The authors observed that baseline plasma cortisol levels predicted the appearance of depressive symptoms during α-methylparatyrosine administration, and they suggest that the subjects' increased sensitivity to α-methylparatyrosine may also involve an abnormality in the hypothalamic-pituitary-adrenal (HPA) axis. While the catecholamine hypothesis of depression was the stated rationale for this study, it is fair to say that HPA axis abnormalities in depression have been found more consistently than abnormalities of noradrenergic or dopaminergic function.⁵ There is also abundant evidence for important interactions between the HPA axis and the catecholamine neurotransmitter systems. Noradrenergic inputs are major regulators of hypothalamic secretion of corticotropin-releasing factor, and dopaminergic systems also exert some regulatory effect on corticotropin-releasing factor release.⁶ Corticotropin-releasing factor may function as an integrative mediator of behavioral, endocrine, autonomic, and hemodynamic components of the stress response, and has major effects on the activity of noradrenergic and dopaminergic systems in brain.⁷ Receptors for the glucocorticoid hormone, cortisol, are also widely distributed in the brain, and cortisol has been shown to exert effects on noradrenergic and serotonergic systems.⁸ Thus, the relationship between cortisol levels and catecholamine depletion observed in this study is consistent with the view that the pathophysiology of depression involves dysregulation of a neural network including the monoaminergic neurotransmitter systems and HPA-axis modulators. There are numerous possibilities as to the particular neurochemical marker or markers responsible for these subjects' sensitivity to α-methylparatyrosine that go far beyond the catecholaminergic synapse. Nevertheless, a phenotypic marker for mood disorders would have great clinical value as an aid to diagnosis, regardless of the nature of the neurochemical systems involved.

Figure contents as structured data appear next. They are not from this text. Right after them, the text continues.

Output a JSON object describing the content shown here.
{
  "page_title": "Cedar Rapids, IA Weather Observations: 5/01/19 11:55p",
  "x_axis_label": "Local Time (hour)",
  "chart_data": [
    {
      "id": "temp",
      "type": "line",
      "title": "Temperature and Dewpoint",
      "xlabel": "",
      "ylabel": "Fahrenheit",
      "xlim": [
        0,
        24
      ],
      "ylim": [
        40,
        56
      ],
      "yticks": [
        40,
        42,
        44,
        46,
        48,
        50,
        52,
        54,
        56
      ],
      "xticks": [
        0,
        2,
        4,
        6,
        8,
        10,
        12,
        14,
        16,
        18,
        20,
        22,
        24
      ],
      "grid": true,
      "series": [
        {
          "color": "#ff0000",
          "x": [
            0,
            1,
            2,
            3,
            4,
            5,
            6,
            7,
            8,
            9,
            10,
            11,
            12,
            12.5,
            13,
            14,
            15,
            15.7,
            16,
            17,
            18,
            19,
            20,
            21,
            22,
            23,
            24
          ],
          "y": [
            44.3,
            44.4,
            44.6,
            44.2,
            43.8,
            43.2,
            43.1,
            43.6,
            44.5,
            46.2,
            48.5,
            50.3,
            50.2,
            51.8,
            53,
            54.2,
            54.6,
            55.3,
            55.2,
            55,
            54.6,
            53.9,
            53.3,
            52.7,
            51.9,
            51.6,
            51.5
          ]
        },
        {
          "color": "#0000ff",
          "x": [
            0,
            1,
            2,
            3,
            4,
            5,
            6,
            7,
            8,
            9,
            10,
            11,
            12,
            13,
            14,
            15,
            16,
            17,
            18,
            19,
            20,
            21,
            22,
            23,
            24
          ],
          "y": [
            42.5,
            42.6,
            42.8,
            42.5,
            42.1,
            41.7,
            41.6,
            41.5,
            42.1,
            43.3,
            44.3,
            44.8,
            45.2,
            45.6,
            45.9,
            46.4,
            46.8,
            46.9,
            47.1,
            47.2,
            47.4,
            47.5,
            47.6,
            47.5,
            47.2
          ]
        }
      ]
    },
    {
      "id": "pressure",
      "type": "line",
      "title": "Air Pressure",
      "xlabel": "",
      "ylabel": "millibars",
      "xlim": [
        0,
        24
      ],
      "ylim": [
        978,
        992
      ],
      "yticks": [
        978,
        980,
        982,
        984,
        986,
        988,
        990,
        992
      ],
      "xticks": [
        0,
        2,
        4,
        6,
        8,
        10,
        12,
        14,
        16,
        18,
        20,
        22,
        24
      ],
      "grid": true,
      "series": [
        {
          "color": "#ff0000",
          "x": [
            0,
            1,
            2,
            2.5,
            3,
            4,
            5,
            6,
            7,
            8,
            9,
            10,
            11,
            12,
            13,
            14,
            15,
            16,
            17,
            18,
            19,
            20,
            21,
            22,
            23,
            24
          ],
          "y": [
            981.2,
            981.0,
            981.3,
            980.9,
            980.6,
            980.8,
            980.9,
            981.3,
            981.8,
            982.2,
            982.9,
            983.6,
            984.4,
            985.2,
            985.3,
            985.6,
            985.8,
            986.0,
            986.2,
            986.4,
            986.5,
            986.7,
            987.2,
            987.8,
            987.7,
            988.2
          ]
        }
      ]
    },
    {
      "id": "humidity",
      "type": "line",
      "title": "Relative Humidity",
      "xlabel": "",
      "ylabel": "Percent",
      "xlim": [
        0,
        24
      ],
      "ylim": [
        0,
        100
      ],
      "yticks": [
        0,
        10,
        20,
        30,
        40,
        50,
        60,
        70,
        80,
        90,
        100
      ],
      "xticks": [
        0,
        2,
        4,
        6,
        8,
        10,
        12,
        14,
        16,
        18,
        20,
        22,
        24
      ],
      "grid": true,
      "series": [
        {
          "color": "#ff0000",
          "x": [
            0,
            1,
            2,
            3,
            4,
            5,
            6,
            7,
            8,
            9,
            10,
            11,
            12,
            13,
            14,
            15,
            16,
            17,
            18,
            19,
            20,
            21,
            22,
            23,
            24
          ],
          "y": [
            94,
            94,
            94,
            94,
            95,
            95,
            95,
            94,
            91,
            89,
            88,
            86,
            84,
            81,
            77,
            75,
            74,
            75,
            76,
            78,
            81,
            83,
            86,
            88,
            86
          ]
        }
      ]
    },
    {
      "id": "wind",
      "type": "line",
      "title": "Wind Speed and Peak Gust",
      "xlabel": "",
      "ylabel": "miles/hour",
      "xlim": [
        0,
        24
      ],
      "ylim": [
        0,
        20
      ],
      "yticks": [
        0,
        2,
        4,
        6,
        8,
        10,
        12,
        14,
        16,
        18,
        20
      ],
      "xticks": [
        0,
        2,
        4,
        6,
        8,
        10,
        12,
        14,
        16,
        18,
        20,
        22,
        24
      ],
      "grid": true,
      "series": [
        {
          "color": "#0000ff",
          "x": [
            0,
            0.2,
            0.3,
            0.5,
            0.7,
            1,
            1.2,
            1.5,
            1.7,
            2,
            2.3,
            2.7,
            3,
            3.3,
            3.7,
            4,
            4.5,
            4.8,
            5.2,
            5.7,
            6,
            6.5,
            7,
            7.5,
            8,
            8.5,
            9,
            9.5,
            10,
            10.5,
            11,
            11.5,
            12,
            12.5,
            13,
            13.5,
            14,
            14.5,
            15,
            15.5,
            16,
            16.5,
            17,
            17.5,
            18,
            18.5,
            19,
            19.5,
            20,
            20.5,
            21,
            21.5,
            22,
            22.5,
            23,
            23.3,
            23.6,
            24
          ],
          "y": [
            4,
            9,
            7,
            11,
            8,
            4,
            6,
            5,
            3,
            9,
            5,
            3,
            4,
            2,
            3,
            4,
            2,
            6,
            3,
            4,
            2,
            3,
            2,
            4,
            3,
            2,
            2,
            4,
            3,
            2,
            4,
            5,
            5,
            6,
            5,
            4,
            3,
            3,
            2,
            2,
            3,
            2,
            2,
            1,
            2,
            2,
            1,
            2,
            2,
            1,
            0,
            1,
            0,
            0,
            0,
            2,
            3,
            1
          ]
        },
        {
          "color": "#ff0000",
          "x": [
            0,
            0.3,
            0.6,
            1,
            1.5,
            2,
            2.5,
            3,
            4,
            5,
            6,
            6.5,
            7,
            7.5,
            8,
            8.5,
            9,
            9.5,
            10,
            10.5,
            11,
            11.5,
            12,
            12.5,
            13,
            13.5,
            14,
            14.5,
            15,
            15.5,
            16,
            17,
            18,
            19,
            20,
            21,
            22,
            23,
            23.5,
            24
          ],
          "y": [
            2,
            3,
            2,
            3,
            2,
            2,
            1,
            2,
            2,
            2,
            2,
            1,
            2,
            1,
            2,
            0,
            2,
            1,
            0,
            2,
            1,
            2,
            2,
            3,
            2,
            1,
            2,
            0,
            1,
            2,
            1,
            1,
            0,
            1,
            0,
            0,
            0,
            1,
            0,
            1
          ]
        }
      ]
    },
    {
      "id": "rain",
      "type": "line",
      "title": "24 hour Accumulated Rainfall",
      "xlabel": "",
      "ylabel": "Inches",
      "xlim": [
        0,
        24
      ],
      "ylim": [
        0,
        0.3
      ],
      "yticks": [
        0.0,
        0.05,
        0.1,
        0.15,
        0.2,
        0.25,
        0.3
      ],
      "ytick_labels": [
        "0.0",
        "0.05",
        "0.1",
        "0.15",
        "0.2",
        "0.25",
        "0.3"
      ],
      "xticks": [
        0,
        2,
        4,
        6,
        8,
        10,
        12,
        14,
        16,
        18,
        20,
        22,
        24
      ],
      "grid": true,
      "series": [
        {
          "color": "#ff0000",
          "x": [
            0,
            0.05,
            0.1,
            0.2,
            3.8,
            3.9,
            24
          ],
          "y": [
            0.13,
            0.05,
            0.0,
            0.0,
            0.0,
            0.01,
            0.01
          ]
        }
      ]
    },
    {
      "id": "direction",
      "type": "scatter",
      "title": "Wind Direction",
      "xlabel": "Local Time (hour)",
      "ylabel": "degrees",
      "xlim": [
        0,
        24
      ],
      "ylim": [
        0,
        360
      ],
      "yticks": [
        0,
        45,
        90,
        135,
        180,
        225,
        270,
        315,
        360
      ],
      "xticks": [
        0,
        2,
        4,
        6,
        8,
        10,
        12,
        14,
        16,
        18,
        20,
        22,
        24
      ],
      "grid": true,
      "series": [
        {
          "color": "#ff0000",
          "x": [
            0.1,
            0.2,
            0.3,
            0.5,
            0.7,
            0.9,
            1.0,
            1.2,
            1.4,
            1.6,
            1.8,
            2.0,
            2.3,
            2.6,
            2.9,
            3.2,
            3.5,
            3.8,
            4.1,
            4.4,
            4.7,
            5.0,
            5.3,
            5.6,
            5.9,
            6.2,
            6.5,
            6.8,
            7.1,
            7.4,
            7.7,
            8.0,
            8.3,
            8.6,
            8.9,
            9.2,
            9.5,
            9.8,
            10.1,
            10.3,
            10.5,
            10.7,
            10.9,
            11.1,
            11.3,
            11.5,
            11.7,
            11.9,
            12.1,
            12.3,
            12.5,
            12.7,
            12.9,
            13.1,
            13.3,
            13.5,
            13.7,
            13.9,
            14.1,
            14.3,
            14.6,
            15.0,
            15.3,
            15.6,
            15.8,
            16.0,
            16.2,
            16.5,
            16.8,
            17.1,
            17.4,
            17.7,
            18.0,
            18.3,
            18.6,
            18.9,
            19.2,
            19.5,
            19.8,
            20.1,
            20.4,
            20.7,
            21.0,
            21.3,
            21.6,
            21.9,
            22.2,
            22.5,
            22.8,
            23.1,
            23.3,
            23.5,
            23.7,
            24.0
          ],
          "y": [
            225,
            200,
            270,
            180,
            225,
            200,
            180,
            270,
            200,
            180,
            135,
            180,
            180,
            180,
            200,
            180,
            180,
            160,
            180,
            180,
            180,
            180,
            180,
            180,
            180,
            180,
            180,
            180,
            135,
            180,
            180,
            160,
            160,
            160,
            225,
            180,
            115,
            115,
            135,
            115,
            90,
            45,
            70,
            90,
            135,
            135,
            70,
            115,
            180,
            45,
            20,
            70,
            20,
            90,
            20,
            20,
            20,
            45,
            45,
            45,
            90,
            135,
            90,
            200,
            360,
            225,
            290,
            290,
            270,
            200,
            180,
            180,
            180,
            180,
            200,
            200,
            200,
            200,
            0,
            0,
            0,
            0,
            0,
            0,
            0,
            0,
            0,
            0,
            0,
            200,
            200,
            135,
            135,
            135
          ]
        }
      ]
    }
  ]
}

Finally, one must give greater consideration to the possibility that the authors have identified a long-lasting consequence of prior depressive episodes and not a trait marker for vulnerability to future depressive episodes in these subjects. The authors acknowledge this alternative explanation for their findings, but do not consider possible pathophysiological mechanisms. Sheline et al⁴ reported that hippocampal volume reductions occur in elderly depressed individuals as compared with nondepressed controls, and that the degree of volume loss was correlated with the cumulative length of prior depressive episodes.⁹ This hippocampal volume loss has been proposed to be both a consequence and a cause of hypercortisolemia in subjects with depression. Thus, prior depressive episodes may have long-lasting effects on the hippocampus and on the HPA axis, which could then bring about an abnormal sensitivity of monoaminergic neurotransmitter systems. It would be interesting to determine whether the length or severity of prior depressive episodes was correlated with the magnitude of the subject's sensitivity to α-methylparatyrosine in the study reported by Berman et al.¹

Despite limitations in the interpretability of the data presented in this study, Berman et al¹ have made an important advance in our search for tools to aid in the diagnosis of mood disorders. Psychiatry is unfortunately unique among medical specialties in that we have no useful laboratory tests that can aid the clinician in resolving the differential diagnosis when clinical symptoms are equivocal or confusing. Markers for the preclinical diagnosis of neuropsychiatric disorders are sorely needed. After all, no cardiologist would want to make therapeutic decisions about the treatment of new onset chest pain without first referring to an electrocardiogram. In the future, our patients deserve the availability of such tests so that they can better avoid the potentially disabling complications of depressive episodes.